Дебютный роман я писал по ночам, вставал в восьмом часу вечера и работал до утра, и, видимо, этой свободы, этого ее простора, мне теперь и не хватало, чтобы взойти на нечто новое. Я уже подступился было к нему в последние недели в Бергене и в первые стокгольмские — та история, как отец отправляется ночью ловить крабов вместе с двумя сыновьями и один из них, безусловно списанный с меня, находит мертвую чайку, и когда я показал ее папе, он сказал, что чайки когда-то были ангелами, и мы поплыли домой, а на палубе стояло ведро с живыми, копошащимися крабами. Гейр Гюлликсен сказал: «Это готовое начало», и он был прав, но я не видел, куда оно ведет дальше, и бился с этим последние месяцы. Написал о женщине в роддоме в сороковые годы; рожденный ею ребенок — это отец нашего Хенрика Ванкеля, а жилье, куда она возвращается с новорожденным сыном, — та самая развалюха, заваленная бутылками, которую Ванкели снесли, чтобы построить новый дом. Но все равно отдавало фальшью, ненастоящим — меня повело не в ту степь. Тогда я решил развить другую линию: тот же дом, два брата ночью, у них умер отец, и один лежит и рассматривает другого, а тот спит. Но и тут мне слышалась фальшь, и отчаяние мое росло: неужели я никогда не напишу вторую книгу?

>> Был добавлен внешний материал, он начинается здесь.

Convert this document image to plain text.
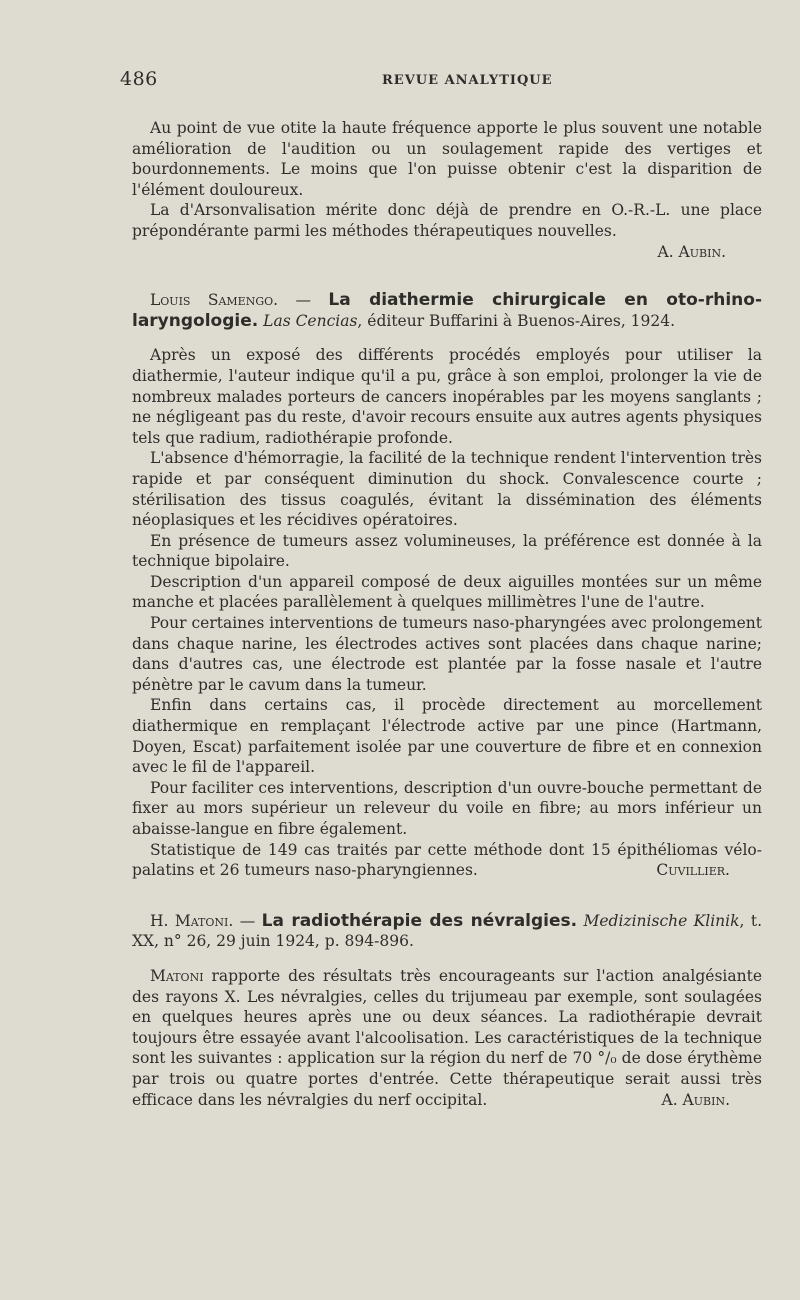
486	REVUE ANALYTIQUE

Au point de vue otite la haute fréquence apporte le plus souvent une notable amélioration de l'audition ou un soulagement rapide des vertiges et bourdonnements. Le moins que l'on puisse obtenir c'est la disparition de l'élément douloureux.

La d'Arsonvalisation mérite donc déjà de prendre en O.-R.-L. une place prépondérante parmi les méthodes thérapeutiques nouvelles.

A. Aubin.

Louis Samengo. — La diathermie chirurgicale en oto-rhino-laryngologie. Las Cencias, éditeur Buffarini à Buenos-Aires, 1924.

Après un exposé des différents procédés employés pour utiliser la diathermie, l'auteur indique qu'il a pu, grâce à son emploi, prolonger la vie de nombreux malades porteurs de cancers inopérables par les moyens sanglants ; ne négligeant pas du reste, d'avoir recours ensuite aux autres agents physiques tels que radium, radiothérapie profonde.

L'absence d'hémorragie, la facilité de la technique rendent l'intervention très rapide et par conséquent diminution du shock. Convalescence courte ; stérilisation des tissus coagulés, évitant la dissémination des éléments néoplasiques et les récidives opératoires.

En présence de tumeurs assez volumineuses, la préférence est donnée à la technique bipolaire.

Description d'un appareil composé de deux aiguilles montées sur un même manche et placées parallèlement à quelques millimètres l'une de l'autre.

Pour certaines interventions de tumeurs naso-pharyngées avec prolongement dans chaque narine, les électrodes actives sont placées dans chaque narine; dans d'autres cas, une électrode est plantée par la fosse nasale et l'autre pénètre par le cavum dans la tumeur.

Enfin dans certains cas, il procède directement au morcellement diathermique en remplaçant l'électrode active par une pince (Hartmann, Doyen, Escat) parfaitement isolée par une couverture de fibre et en connexion avec le fil de l'appareil.

Pour faciliter ces interventions, description d'un ouvre-bouche permettant de fixer au mors supérieur un releveur du voile en fibre; au mors inférieur un abaisse-langue en fibre également.

Statistique de 149 cas traités par cette méthode dont 15 épithéliomas vélo-palatins et 26 tumeurs naso-pharyngiennes.	Cuvillier.

H. Matoni. — La radiothérapie des névralgies. Medizinische Klinik, t. XX, n° 26, 29 juin 1924, p. 894-896.

Matoni rapporte des résultats très encourageants sur l'action analgésiante des rayons X. Les névralgies, celles du trijumeau par exemple, sont soulagées en quelques heures après une ou deux séances. La radiothérapie devrait toujours être essayée avant l'alcoolisation. Les caractéristiques de la technique sont les suivantes : application sur la région du nerf de 70 °/₀ de dose érythème par trois ou quatre portes d'entrée. Cette thérapeutique serait aussi très efficace dans les névralgies du nerf occipital.	A. Aubin.
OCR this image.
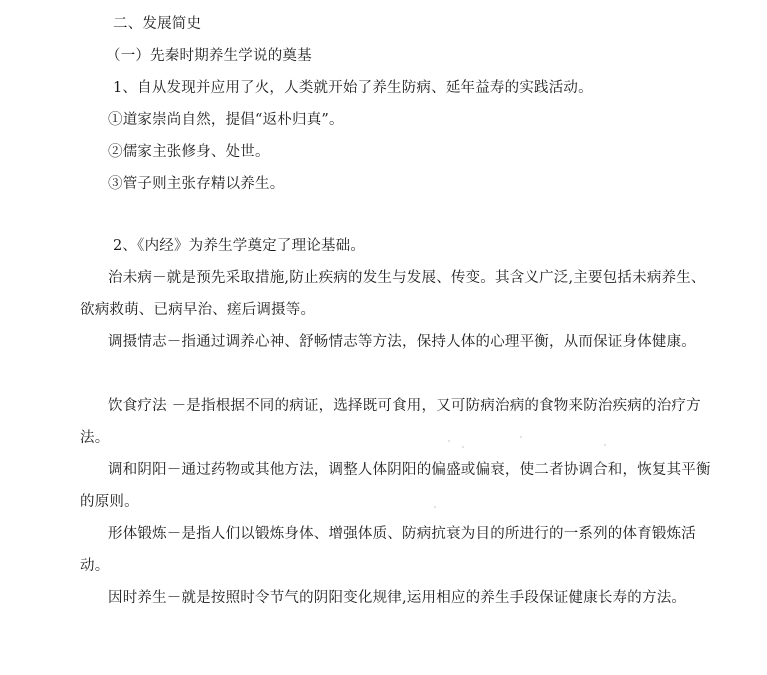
二、发展简史
（一）先秦时期养生学说的奠基
1、自从发现并应用了火，人类就开始了养生防病、延年益寿的实践活动。
①道家崇尚自然，提倡“返朴归真”。
②儒家主张修身、处世。
③管子则主张存精以养生。
2、《内经》为养生学奠定了理论基础。
治未病－就是预先采取措施,防止疾病的发生与发展、传变。其含义广泛,主要包括未病养生、欲病救萌、已病早治、瘥后调摄等。
调摄情志－指通过调养心神、舒畅情志等方法，保持人体的心理平衡，从而保证身体健康。
饮食疗法 －是指根据不同的病证，选择既可食用，又可防病治病的食物来防治疾病的治疗方法。
调和阴阳－通过药物或其他方法，调整人体阴阳的偏盛或偏衰，使二者协调合和，恢复其平衡的原则。
形体锻炼－是指人们以锻炼身体、增强体质、防病抗衰为目的所进行的一系列的体育锻炼活动。
因时养生－就是按照时令节气的阴阳变化规律,运用相应的养生手段保证健康长寿的方法。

В первый понедельник после возвращения из Лондона я сказал Линде, что мы не сможем встретиться вечером, потому что я собираюсь всю ночь работать. Не проблема, хорошо, конечно. Часов в девять она прислала мне эсэмэску, я ответил, она прислала новую, они с Корой тут неподалеку, пьют пиво, я ответил, что люблю ее, и пожелал им хорошо провести время, потом еще пара сообщений туда-сюда и тишина, я решил, что она пошла к себе, спать. Но я ошибся, около полуночи она постучала в дверь.
— Ты? Я же сказал, что буду писать.
— Ну, твои эсэмэски были очень нежные, в них было столько любви, и я решила, что ты хочешь, чтобы я пришла.